468984 Engineered Photocrosslinkable Protein Coatings Improve Osseointegration of Orthopaedic Implants

Monday, November 14, 2016
Grand Ballroom B (Hilton San Francisco Union Square)
Christopher Lindsay1, Jordan Raphel1, Johan Karlsson2, Silvia Galli3, Ann Wennerberg3, Matthew Haugh1,4, Jukka Pajarinen5, Stuart Goodman5, Ryo Jimbo3,6, Martin Andersson2 and Sarah C. Heilshorn1, (1)Materials Science and Engineering, Stanford University, Stanford, CA, (2)Chemistry and Chemical Engineering, Chalmers University, Gothenburg, Sweden, (3)Department of Prosthodontics, Faculty of Odontology, Malmö University, Malmö, Sweden, (4)Mechanical Engineering and Biomedical Engineering, Royal College of Surgeons in Ireland, Dublin, Ireland, (5)Department of Orthopaedic Surgery, Stanford University, Stanford, CA, (6)Department of Oral and Maxillofacial Surgery and Oral Medicine, Faculty of Odontology, Malmö University, Malmö, Sweden

As the U.S. population continues to age, the use of orthopedic implants is projected to grow rapidly in the coming decades.
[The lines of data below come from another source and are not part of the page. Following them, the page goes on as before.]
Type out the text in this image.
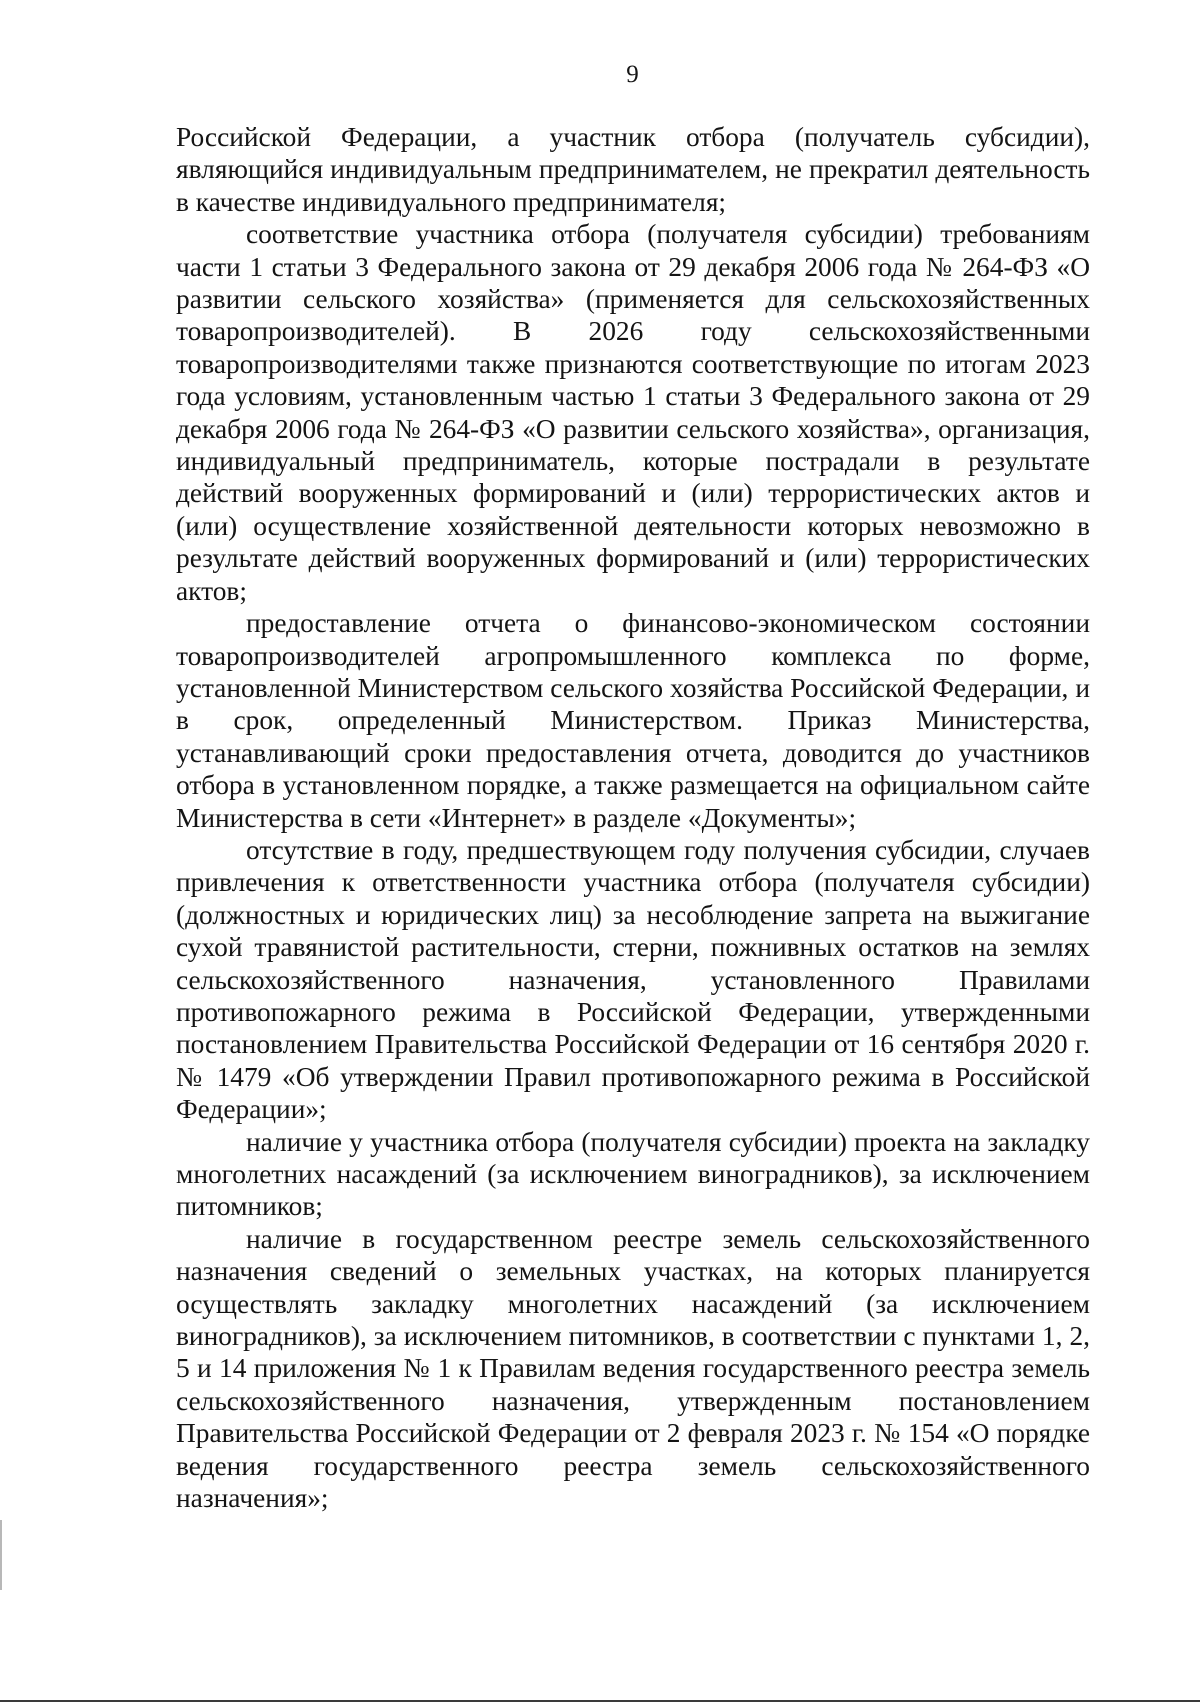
9

Российской Федерации, а участник отбора (получатель субсидии), являющийся индивидуальным предпринимателем, не прекратил деятельность в качестве индивидуального предпринимателя;

соответствие участника отбора (получателя субсидии) требованиям части 1 статьи 3 Федерального закона от 29 декабря 2006 года № 264-ФЗ «О развитии сельского хозяйства» (применяется для сельскохозяйственных товаропроизводителей). В 2026 году сельскохозяйственными товаропроизводителями также признаются соответствующие по итогам 2023 года условиям, установленным частью 1 статьи 3 Федерального закона от 29 декабря 2006 года № 264-ФЗ «О развитии сельского хозяйства», организация, индивидуальный предприниматель, которые пострадали в результате действий вооруженных формирований и (или) террористических актов и (или) осуществление хозяйственной деятельности которых невозможно в результате действий вооруженных формирований и (или) террористических актов;

предоставление отчета о финансово-экономическом состоянии товаропроизводителей агропромышленного комплекса по форме, установленной Министерством сельского хозяйства Российской Федерации, и в срок, определенный Министерством. Приказ Министерства, устанавливающий сроки предоставления отчета, доводится до участников отбора в установленном порядке, а также размещается на официальном сайте Министерства в сети «Интернет» в разделе «Документы»;

отсутствие в году, предшествующем году получения субсидии, случаев привлечения к ответственности участника отбора (получателя субсидии) (должностных и юридических лиц) за несоблюдение запрета на выжигание сухой травянистой растительности, стерни, пожнивных остатков на землях сельскохозяйственного назначения, установленного Правилами противопожарного режима в Российской Федерации, утвержденными постановлением Правительства Российской Федерации от 16 сентября 2020 г. № 1479 «Об утверждении Правил противопожарного режима в Российской Федерации»;

наличие у участника отбора (получателя субсидии) проекта на закладку многолетних насаждений (за исключением виноградников), за исключением питомников;

наличие в государственном реестре земель сельскохозяйственного назначения сведений о земельных участках, на которых планируется осуществлять закладку многолетних насаждений (за исключением виноградников), за исключением питомников, в соответствии с пунктами 1, 2, 5 и 14 приложения № 1 к Правилам ведения государственного реестра земель сельскохозяйственного назначения, утвержденным постановлением Правительства Российской Федерации от 2 февраля 2023 г. № 154 «О порядке ведения государственного реестра земель сельскохозяйственного назначения»;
With failure rates of orthopedic implants around 10%, combined with the millions of new implants a year, implant failures will lead to an ever-increasing burden on patients and the healthcare system. Developing new technologies to improve the long-term osseointegration of orthopaedic implants to prevent premature failure is paramount in addressing the growing cost of implant failures. We present an elastin-like engineered protein (ELP) material that incorporates a bioactive RGD sequence to promote osteoblast and mesenchymal stem cell (MSC) adhesion to facilitate rapid bone growth and implant integration. The recombinant ELP polymer is covalently modified with a photocosslinkable moiety to enable facile spin-coating or dip-coating of any implant geometry prior to covalent crosslinking to form a stable coating on the implant surface. ELP coatings are shown to remain intact after implants have undergone simulated dental and orthopaedic insertion and removal. Using the MG63 osteoblast-like cell line, ELP coated implants showed 80% adhesion of cells after 24 hours compared to 38% for an uncoated Ti6Al4V sample. Additionally, MG63s showed a significant increase in bone mineral deposition at all time points up to two weeks, demonstrating the osseointegrative capabilities of the coating. Human mesenchymal stem cells (hMSCs) similarly showed an increase in bone mineral deposition on ELP implant surfaces compared to uncoated controls. The ELP coating also accelerated hMSC differentiation into osteoblast-like lineages, as evident by a spike in alkaline phosphotase activity at 7 days, compared to 14 days for the control. Finally, our coatings improve functional recovery of dental implants, as demonstrated by a significant increase in removal torque of ELP coated implants after one week. We have shown an increase in key in vitro markers that point to early osseointegration of ELP coated implants, and verified that through functional recovery tests. By engineering a bioactive peptide sequence into a durable protein coating for orthopaedic implants, we have been able to create a more favorable microenvironment for tissue regeneration and implant recovery.